> On Dec 27, 2015, at 4:23 AM, Tino Heth <[email protected]> wrote:
>
>>
>> Of course, if you’re worried about the performance costs associated with
>> that extra method call, you might want to include a keyword, such as
>> “observable”, and only generate the method call(s) if that keyword is on the
>> property.
> I strongly agree that Swift should have/keep a possibility to create
> properties with no performance penalty — but I guess comfort is more
> important, so I'd rather make observable the default and offer a possibility
> to disable it.
>
> Tino
The problem, as I see it, is that KVO is not useful unless the author has
specifically thought about it, and if “observable” is not the default, but
something that the author of the class had to add, this demonstrates that the
author *has* considered KVO compliance for the property. Without some way to
know that the property has deliberately been made KVO compliant, code that
observes the property cannot be reliable. Therefore, I’d suggest *not* making
observable the default, as it ultimately makes KVO a lot more useful.
Example:
class MyObject {
var foo: Int { get } // This is a computed property, possibly dependent
on something else. Can I safely observe it and expect it to work?
var bar: Int // This is a stored property—but do I know it
won’t be changed to a computed property in the future? Can I observe this and
trust my code won’t break in version 2.0?
}
vs.
class MyObject {
observable var foo: Int { get } // YES I can safely observe this.

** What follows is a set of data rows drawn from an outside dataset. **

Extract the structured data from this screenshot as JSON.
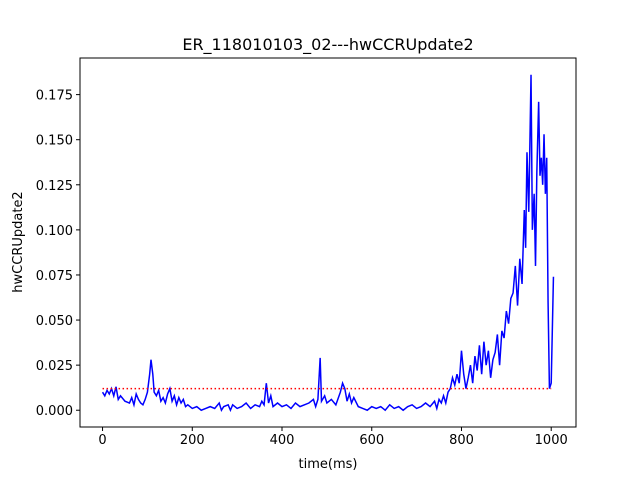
{
  "chart_data": {
    "type": "line",
    "title": "ER_118010103_02---hwCCRUpdate2",
    "x_label": "time(ms)",
    "y_label": "hwCCRUpdate2",
    "x": [
      0,
      5,
      10,
      15,
      20,
      25,
      30,
      35,
      40,
      50,
      60,
      65,
      70,
      75,
      80,
      85,
      90,
      95,
      100,
      105,
      108,
      112,
      115,
      120,
      125,
      130,
      135,
      140,
      145,
      150,
      155,
      160,
      165,
      170,
      175,
      180,
      185,
      190,
      200,
      210,
      220,
      230,
      240,
      250,
      260,
      265,
      270,
      280,
      285,
      290,
      300,
      310,
      320,
      330,
      340,
      350,
      355,
      360,
      365,
      370,
      375,
      380,
      390,
      400,
      410,
      420,
      430,
      440,
      450,
      460,
      470,
      475,
      480,
      485,
      488,
      495,
      500,
      510,
      520,
      530,
      535,
      540,
      545,
      550,
      555,
      560,
      570,
      580,
      590,
      600,
      610,
      620,
      630,
      640,
      650,
      660,
      670,
      680,
      690,
      700,
      710,
      720,
      730,
      740,
      745,
      750,
      755,
      760,
      765,
      770,
      775,
      780,
      785,
      790,
      795,
      800,
      805,
      810,
      815,
      820,
      825,
      830,
      835,
      840,
      845,
      850,
      855,
      860,
      865,
      870,
      875,
      880,
      885,
      890,
      895,
      900,
      905,
      910,
      915,
      920,
      925,
      930,
      935,
      940,
      943,
      946,
      950,
      955,
      958,
      962,
      965,
      968,
      972,
      975,
      978,
      981,
      984,
      987,
      990,
      993,
      996,
      1000,
      1005
    ],
    "series": [
      {
        "name": "hwCCRUpdate2",
        "color": "#0000ff",
        "values": [
          0.01,
          0.008,
          0.011,
          0.009,
          0.012,
          0.008,
          0.013,
          0.006,
          0.008,
          0.005,
          0.004,
          0.007,
          0.003,
          0.009,
          0.006,
          0.004,
          0.003,
          0.006,
          0.01,
          0.02,
          0.028,
          0.02,
          0.01,
          0.008,
          0.011,
          0.005,
          0.007,
          0.004,
          0.009,
          0.012,
          0.005,
          0.008,
          0.003,
          0.007,
          0.004,
          0.006,
          0.002,
          0.003,
          0.001,
          0.002,
          0.0,
          0.001,
          0.002,
          0.001,
          0.004,
          0.0,
          0.002,
          0.003,
          0.0,
          0.003,
          0.001,
          0.002,
          0.004,
          0.001,
          0.003,
          0.002,
          0.005,
          0.003,
          0.015,
          0.004,
          0.008,
          0.002,
          0.004,
          0.002,
          0.003,
          0.001,
          0.004,
          0.002,
          0.003,
          0.004,
          0.006,
          0.002,
          0.006,
          0.029,
          0.005,
          0.008,
          0.004,
          0.006,
          0.003,
          0.01,
          0.015,
          0.012,
          0.005,
          0.009,
          0.004,
          0.007,
          0.002,
          0.001,
          0.0,
          0.002,
          0.001,
          0.002,
          0.0,
          0.003,
          0.001,
          0.002,
          0.0,
          0.002,
          0.003,
          0.001,
          0.002,
          0.004,
          0.002,
          0.005,
          0.001,
          0.006,
          0.004,
          0.008,
          0.004,
          0.01,
          0.012,
          0.018,
          0.014,
          0.02,
          0.015,
          0.033,
          0.02,
          0.012,
          0.018,
          0.025,
          0.015,
          0.03,
          0.022,
          0.036,
          0.02,
          0.038,
          0.025,
          0.033,
          0.018,
          0.028,
          0.032,
          0.042,
          0.025,
          0.044,
          0.04,
          0.055,
          0.048,
          0.062,
          0.065,
          0.08,
          0.058,
          0.084,
          0.07,
          0.111,
          0.09,
          0.143,
          0.11,
          0.186,
          0.1,
          0.12,
          0.08,
          0.132,
          0.171,
          0.13,
          0.14,
          0.125,
          0.153,
          0.12,
          0.14,
          0.06,
          0.012,
          0.015,
          0.074
        ]
      }
    ],
    "hlines": [
      {
        "y": 0.012,
        "xmin": 0,
        "xmax": 1000,
        "color": "#ff0000"
      }
    ],
    "xlim": [
      -50.25,
      1055.25
    ],
    "xticks": [
      0,
      200,
      400,
      600,
      800,
      1000
    ],
    "ylim": [
      -0.0093,
      0.1953
    ],
    "yticks": [
      {
        "value": 0,
        "label": "0.000"
      },
      {
        "value": 0.025,
        "label": "0.025"
      },
      {
        "value": 0.05,
        "label": "0.050"
      },
      {
        "value": 0.075,
        "label": "0.075"
      },
      {
        "value": 0.1,
        "label": "0.100"
      },
      {
        "value": 0.125,
        "label": "0.125"
      },
      {
        "value": 0.15,
        "label": "0.150"
      },
      {
        "value": 0.175,
        "label": "0.175"
      }
    ]
  }
}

observable var bar // YES I can safely observe this.
}
Observing things that aren’t observable is fraught with peril (in the current
Objective-C implementation, it can often lead to crashes via exceptions being
thrown). Knowing that it’s safe is valuable—I’d even say essential. Currently
you have to look in the documentation, which as we all know isn’t always
complete or up to date. Having the keyword there shows, right in the interface,
that the author has committed to making this property compliant and keeping it
that way in future releases.
The observable keyword could also allow one to set the KVO key string to
something other than just the name of the property:
class MyObject {
observable(somethingElse) var something: Int
}
You’d also need an annotation to tell the system which other key paths the
property is dependent upon, which I’d probably do something like this:
class MyObject {
observable var foo: Int
observable var bar: Int {
get { return self.foo }
set(bar) { self.foo = bar }
depends { return [“foo”] }
}
}
The compiler could automatically add a CollectionType property to the class
corresponding to each property, and then rewrite the property setter something
like this (pseudocode):
class MyObject {
private var observersOfFoo: [ObserverProtocol]?
observable var foo: Int {
set(newValue) {
let oldValue = _foo
_foo = newValue // or whatever the default setter
usually does
self.observersOfFoo?.forEach {
$0.notifyKeyValueChanged(self, key: “foo”, oldValue: oldValue) }
}
}
}
I made it optional so that for the common case where there aren’t actually any
observers on the property, the only performance costs are the store of the old
value and checking an optional. Since optionals are basically enums, which are
represented as an 8-bit integer which in this case can have the values 0 or 1,
I’d expect checking an optional to have similar performance characteristics to
checking a boolean, and thus I’d expect it to perform better than checking
whether an array is empty, and doing some quick tests seems to back that up.